With gas prices rising, Obama announces new gas task force
With gas prices nationwide averaging close to $4 per gallon, President Obama announced today that the U.S. attorney general is creating a task force to root out any cases of fraud or manipulation in the oil and gas markets that might affect gas prices.
"We are going to make sure that no one is taking advantage of the American consumers for their own short-term gain," Mr. Obama said at a town hall meeting at the renewal energy company ElectraTherm in Reno, Nevada.
At the current prices, the average American will pay about $750 more for gas this year, per car, CBS News' Bill Whitaker reports, and some 75 percent of Americans say they are now or soon will be pinching pennies.
Mr. Obama said he could relate.
"I remember before I was president the last time gas prices went up this high -- it's tough," he said. "Maybe you don't have the money to buy a new car that gets better gas mileage... I've been there. It hurts...This gas issue is serious."
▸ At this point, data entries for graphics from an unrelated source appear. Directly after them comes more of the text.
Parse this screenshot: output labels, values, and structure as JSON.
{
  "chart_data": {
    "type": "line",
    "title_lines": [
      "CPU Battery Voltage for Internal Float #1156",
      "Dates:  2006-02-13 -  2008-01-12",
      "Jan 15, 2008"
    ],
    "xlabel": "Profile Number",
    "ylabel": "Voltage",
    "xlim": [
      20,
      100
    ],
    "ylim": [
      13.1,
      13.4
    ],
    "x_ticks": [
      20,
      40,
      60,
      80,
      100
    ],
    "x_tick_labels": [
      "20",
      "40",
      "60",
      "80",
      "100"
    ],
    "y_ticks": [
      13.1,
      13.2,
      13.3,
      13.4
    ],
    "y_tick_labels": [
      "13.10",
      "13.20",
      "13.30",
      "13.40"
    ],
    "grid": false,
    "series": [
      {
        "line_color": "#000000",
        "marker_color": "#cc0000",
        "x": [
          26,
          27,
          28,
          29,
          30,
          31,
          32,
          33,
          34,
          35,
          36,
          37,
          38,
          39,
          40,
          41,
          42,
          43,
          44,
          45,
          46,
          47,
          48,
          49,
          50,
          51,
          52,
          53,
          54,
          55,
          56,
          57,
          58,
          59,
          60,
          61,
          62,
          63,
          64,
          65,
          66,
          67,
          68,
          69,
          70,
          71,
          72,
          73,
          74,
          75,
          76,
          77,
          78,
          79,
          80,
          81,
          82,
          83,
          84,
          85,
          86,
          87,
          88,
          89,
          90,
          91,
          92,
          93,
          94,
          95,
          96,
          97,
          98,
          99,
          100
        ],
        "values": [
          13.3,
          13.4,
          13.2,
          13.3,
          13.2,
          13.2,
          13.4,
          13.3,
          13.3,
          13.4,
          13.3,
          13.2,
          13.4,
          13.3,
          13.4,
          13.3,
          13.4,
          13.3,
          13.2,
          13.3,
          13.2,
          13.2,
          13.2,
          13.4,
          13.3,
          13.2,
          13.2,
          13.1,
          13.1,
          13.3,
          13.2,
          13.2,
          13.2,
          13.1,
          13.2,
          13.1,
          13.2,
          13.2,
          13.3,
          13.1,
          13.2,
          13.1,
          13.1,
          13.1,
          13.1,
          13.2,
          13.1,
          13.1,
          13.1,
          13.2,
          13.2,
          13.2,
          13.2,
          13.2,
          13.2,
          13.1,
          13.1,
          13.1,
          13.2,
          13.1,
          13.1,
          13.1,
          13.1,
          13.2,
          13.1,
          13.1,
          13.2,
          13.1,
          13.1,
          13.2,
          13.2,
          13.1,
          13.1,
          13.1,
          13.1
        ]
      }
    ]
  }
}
The new gas task force, called the Oil and Gas Price Fraud Working Group, will include representatives from the Justice Department, the National Association of Attorneys General, the Commodity Futures Trading Commission, the Federal Trade Commission, the Department of the Treasury, the Federal Reserve Board, the Securities and Exchange Commission and the Departments of Agriculture and Energy.
"If illegal conduct is responsible for increasing gas prices, state and federal authorities should take swift action," Attorney General Eric Holder said in a statement today.
In addition to monitoring the causes of rising gas prices, Mr. Obama said that it's time to put more investments in alternative energy sources. ElectraTherm, where the president spoke today, received $982,000 from the Energy Department last year for research and development in alternative energy production. The award was part of a $20 million Energy Department initiative to develop geothermal technologies.
The president, referring to Republican Rep. Paul Ryan's proposed 2012 budget, said he rejected the proposal to cut clean energy spending by 70 percent.
"We're not going to reduce our deficit by gutting our investment in clean energy and medical research and basic science," Mr. Obama said today. "I refuse to make that choice."
"I want new technologies invented here," he continued. "I want companies like ElectraTherm to set up shop here in America, and hire American workers, and build American products. That's the future we deserve."
Instead, Mr. Obama said, Washington should cut the $4 billion in subsidies that to oil companies "making record profits."
"These folks don't need more incentives," he said, adding that his administration has sought to encourage domestic oil production.
"Instead of subsidizing yesterday's energy sources, let's invest in tomorrow's," he added.
The president argued that it's not worth sacrificing investments in infrastructure in order to cut the budget deficit. As he did earlier this week, Mr. Obama invoked the 2007 collapse of the Interstate 35-W bridge in Minneapolis while criticizing Republicans' proposed cuts to infrastructure.
"Remember what happened in Minnesota? where that bridge just collapsed?" Mr. Obama asked. "There are bridges like that all across the country."
While experts say America's aging infrastructure is a significant problem, the bridge collapse in Minnesota, which killed 13 people, was found to have been caused primarily by a design flaw.
The president's town hall today was part of a three-day west-coast tour that included town hall events (the other was in the San Francisco Bay Area on Wednesday) and six fundraisers for his 2012 reelection campaign.